Levitt thought the whole system, if you could call it that, absurdly inefficient. Levitt’s first major opportunity to change the construction system came in 1941 when he and his brother Alfred (an architect) won a Navy contract to develop a war worker’s community in Norfolk, Virginia. At first the job went badly, due as Levitt saw it, to: 1) the antiquated system of construction oversight and, 2) unionized laborers whose wage demands, he felt, far outstripped their productivity. To meet the Navy’s tight deadlines while making a reasonable profit, Levitt completely reorganized the job. In the process he began developing a business model that would serve him well in the post-war years.
Levitt broke the construction process down to its essentials and identified 27 individual jobs, or steps, needed to construct a building from beginning to end. He then trained 27 teams of men, each to perform just one step. Instead of Ford’s assembly line, in which car bodies moved along by conveyor with each worker installing one part, Levitt’s specialized construction teams 4 moved from site to site, each performing just one job – pouring concrete, framing up wall studs, installing windows, installing doors, etc Levitt’s wartime experience enabled him to refine and expand his techniques in rapid automated construction. He emerged after the war as perhaps the nation’s leading expert on mass housing. He formed a new company and commenced construction of Levittown housing developments beginning in New York State. (He also did developments in Pennsylvania.) And the company flourished, quickly supplying thousands of low-cost homes to returning war veterans and their families. In those days an average working man’s wage was about $3,000 a year. A basic Levitt Cape Cod model sold for $7,990. And they were sold on favorable terms, nothing down. The Levitt organization even threw in a free television and a Bendix clothes washer.

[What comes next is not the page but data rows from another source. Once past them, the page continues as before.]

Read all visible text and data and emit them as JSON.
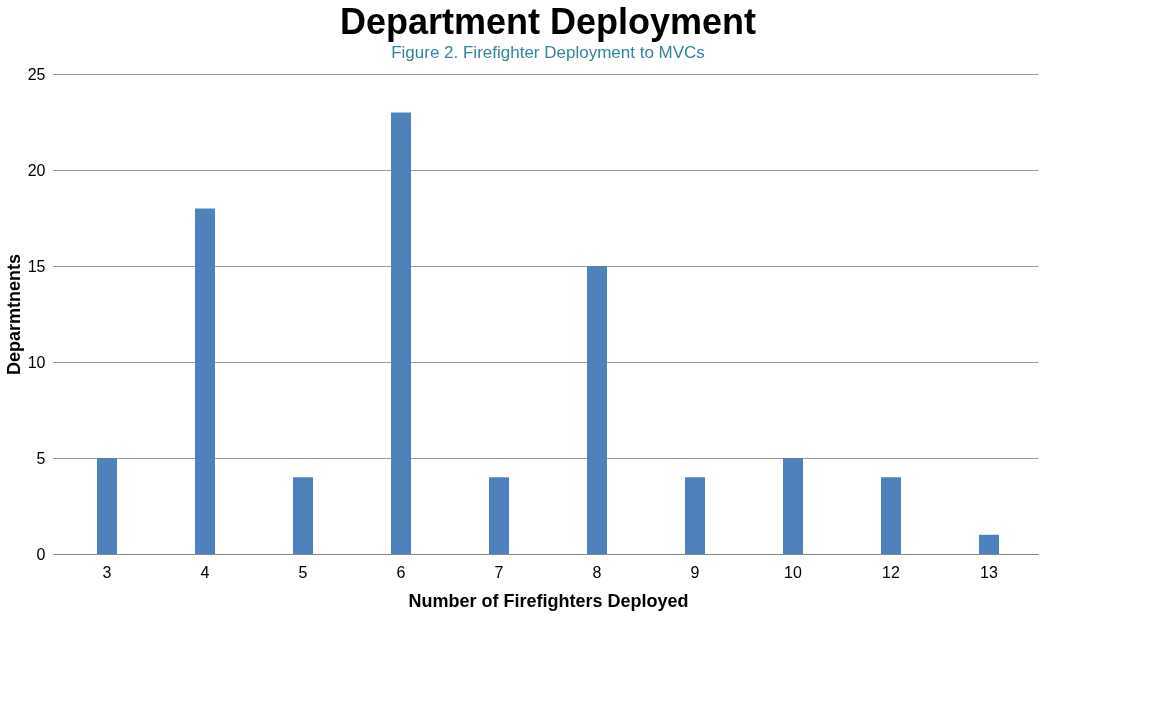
{
  "chart_data": {
    "type": "bar",
    "title": "Department Deployment",
    "subtitle": "Figure 2. Firefighter Deployment to MVCs",
    "xlabel": "Number of Firefighters Deployed",
    "ylabel": "Deparmtnents",
    "categories": [
      "3",
      "4",
      "5",
      "6",
      "7",
      "8",
      "9",
      "10",
      "12",
      "13"
    ],
    "values": [
      5,
      18,
      4,
      23,
      4,
      15,
      4,
      5,
      4,
      1
    ],
    "color": "#4f81bd",
    "ylim": [
      0,
      25
    ],
    "yticks": [
      0,
      5,
      10,
      15,
      20,
      25
    ],
    "grid": "y"
  }
}
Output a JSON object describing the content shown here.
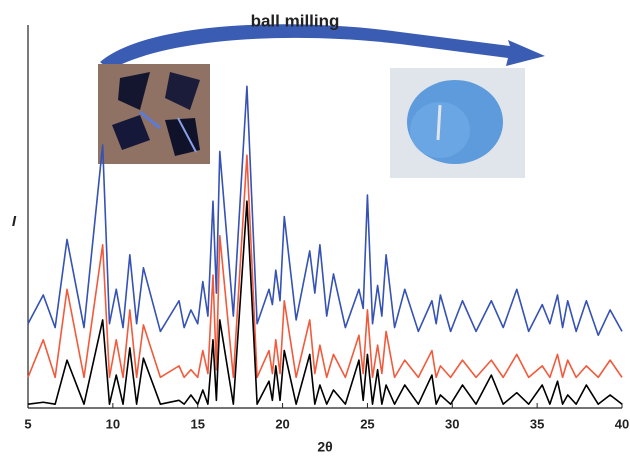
{
  "chart_data": {
    "type": "line",
    "annotation": "ball milling",
    "xlabel": "2θ",
    "ylabel": "I",
    "x": [
      5,
      5.9,
      6.6,
      7.3,
      8.3,
      9.4,
      9.8,
      10.2,
      10.6,
      11.0,
      11.4,
      11.8,
      12.8,
      13.9,
      14.2,
      14.6,
      15.0,
      15.3,
      15.6,
      15.9,
      16.1,
      16.3,
      17.1,
      17.9,
      18.5,
      19.2,
      19.4,
      19.6,
      19.85,
      20.1,
      20.8,
      21.6,
      21.9,
      22.2,
      22.6,
      23.0,
      23.7,
      24.5,
      24.75,
      25.0,
      25.3,
      25.6,
      25.85,
      26.1,
      26.6,
      27.2,
      28.0,
      28.8,
      29.05,
      29.3,
      29.9,
      30.6,
      31.4,
      32.3,
      33.0,
      33.8,
      34.5,
      35.3,
      35.75,
      36.2,
      36.5,
      36.8,
      37.3,
      37.9,
      38.6,
      39.3,
      40
    ],
    "series": [
      {
        "color": "#3552b4",
        "values": [
          22,
          29.5,
          21,
          44,
          21,
          68.7,
          22,
          31,
          21,
          40,
          22,
          36.6,
          20,
          28,
          21,
          25.6,
          22,
          33,
          24,
          54,
          30,
          67,
          24,
          84,
          22,
          31,
          27,
          36,
          28,
          50,
          23,
          41,
          30,
          42.6,
          24,
          35,
          21,
          31,
          26,
          55.6,
          22,
          32,
          24,
          40,
          21,
          31,
          20,
          28,
          22,
          29.5,
          20,
          28,
          20,
          28,
          21,
          31,
          20,
          27,
          22,
          29.5,
          21,
          28,
          20,
          28,
          19,
          25.6,
          20
        ]
      },
      {
        "color": "#f25a3c",
        "values": [
          8,
          17.8,
          8,
          31,
          8,
          42.6,
          8,
          17.8,
          8,
          25.6,
          8,
          21.7,
          8,
          11,
          8,
          10,
          8,
          15,
          9,
          34.7,
          10,
          45,
          8,
          66,
          8,
          15,
          9,
          17.8,
          9,
          28,
          8,
          23,
          9,
          16.4,
          8,
          14,
          8,
          19,
          9,
          25.6,
          8,
          16.4,
          9,
          20,
          8,
          12.5,
          8,
          15,
          8,
          11,
          8,
          12.5,
          8,
          12.5,
          8,
          14,
          8,
          11,
          8,
          14,
          8,
          12.5,
          8,
          11,
          8,
          12.5,
          8
        ]
      },
      {
        "color": "#000000",
        "values": [
          1,
          1.5,
          1,
          12.5,
          1,
          23,
          1,
          8.6,
          1,
          15.7,
          1,
          13,
          1,
          2,
          1,
          3.4,
          1,
          4.7,
          1,
          17.8,
          2,
          23,
          1,
          54,
          1,
          7,
          2,
          11,
          2,
          15,
          1,
          14,
          1,
          6,
          1,
          4.7,
          1,
          12.5,
          2,
          14,
          1,
          10,
          1,
          6,
          1,
          6,
          1,
          8.6,
          1,
          3.4,
          1,
          6,
          1,
          8.6,
          1,
          4,
          1,
          6,
          1,
          7,
          1,
          3.4,
          1,
          6,
          1,
          3.4,
          1
        ]
      }
    ],
    "xlim": [
      5,
      40
    ],
    "xticks": [
      5,
      10,
      15,
      20,
      25,
      30,
      35,
      40
    ],
    "ylim": [
      0,
      100
    ]
  }
}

Importantly, Levitt controlled every step in the process – from buying land, to laying out streets, to building the homes, to providing for neighborhood amenities such as churches, schools and swimming pools, to marketing and selling the homes, to providing mortgage financing for buyers. The Levitt organization also provided for all the needed building materials – right down to manufacturing its own construction nails, lest a dilatory nail supplier disrupt the Swiss watch efficiency of the construction operation. Levitt even provided for all of the lumber by acquiring thousands of acres of timberland in Oregon to supply its New York State housing developments.